We bring this up because Donovan and associate AD Carl Clapp have, in recent months, added games in bunches — Army, Brigham Young, Southern California and Nevada-Las Vegas — to schedules from 2010 to 2019.
We're beginning to see some scheduling patterns emerge. For one thing, except for the U.S. Military Academy, a national school, there is a tilt toward the West. For another, they are all home-and-home series, meaning that if UH goes there they also come here.
Once upon a time UH could book a game at Aloha Stadium only or a two-for-one deal. No longer. The NCAA's addition of a 12th game in 2006, not to mention the Warriors' rise, has almost made that ancient history.
So much so that, more and more, cancellation clauses in UH contracts are running $500,000 — and up — for teams that might seek out of agreements. Notre Dame, Virginia and Texas being among the marquee 10th- and 11th-hour bailouts. Two years ago Michigan State coughed up $150,000 rather than fulfill a contracted appearance here.
Thankfully, despite its financial straits, UH isn't desperate enough to snap up "body bag" road games against national championship contenders like the one that sent them to Florida last season for $600,000, without benefit of a return game. Though, in the current climate, that may come soon enough.
SEC teams are paying well for assisted suicides these days.

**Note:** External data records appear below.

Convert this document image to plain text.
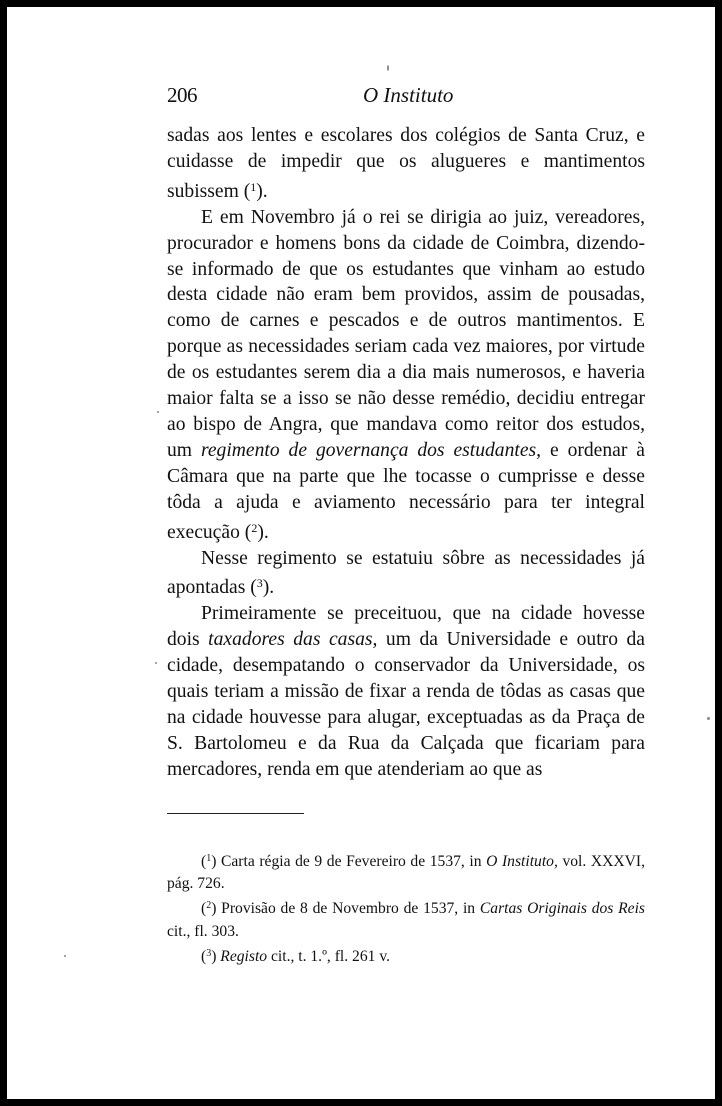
206	O Instituto

sadas aos lentes e escolares dos colégios de Santa Cruz, e cuidasse de impedir que os alugueres e mantimentos subissem ($^1$).

E em Novembro já o rei se dirigia ao juiz, vereadores, procurador e homens bons da cidade de Coimbra, dizendo-se informado de que os estudantes que vinham ao estudo desta cidade não eram bem providos, assim de pousadas, como de carnes e pescados e de outros mantimentos. E porque as necessidades seriam cada vez maiores, por virtude de os estudantes serem dia a dia mais numerosos, e haveria maior falta se a isso se não desse remédio, decidiu entregar ao bispo de Angra, que mandava como reitor dos estudos, um regimento de governança dos estudantes, e ordenar à Câmara que na parte que lhe tocasse o cumprisse e desse tôda a ajuda e aviamento necessário para ter integral execução ($^2$).

Nesse regimento se estatuiu sôbre as necessidades já apontadas ($^3$).

Primeiramente se preceituou, que na cidade hovesse dois taxadores das casas, um da Universidade e outro da cidade, desempatando o conservador da Universidade, os quais teriam a missão de fixar a renda de tôdas as casas que na cidade houvesse para alugar, exceptuadas as da Praça de S. Bartolomeu e da Rua da Calçada que ficariam para mercadores, renda em que atenderiam ao que as

($^1$) Carta régia de 9 de Fevereiro de 1537, in O Instituto, vol. XXXVI, pág. 726.

($^2$) Provisão de 8 de Novembro de 1537, in Cartas Originais dos Reis cit., fl. 303.

($^3$) Registo cit., t. 1.º, fl. 261 v.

Georgia is giving North Texas $975,000 for a 2013 appearance, New Mexico State $925,000 in 2011 and Louisiana-Lafayette $875,000 in 2010, according to the Atlanta Journal-Constitution.
UH could use that kind of money, but not the five time-zone expedition and beatings without benefit of a return home game that come with it.
The Warriors might not beat USC, either — and haven't in six meetings since 1930. But they have, for the most part, been competitive, don't have to go far, get return sellouts and gain recruiting exposure in California.
That's something that makes both dollars and sense.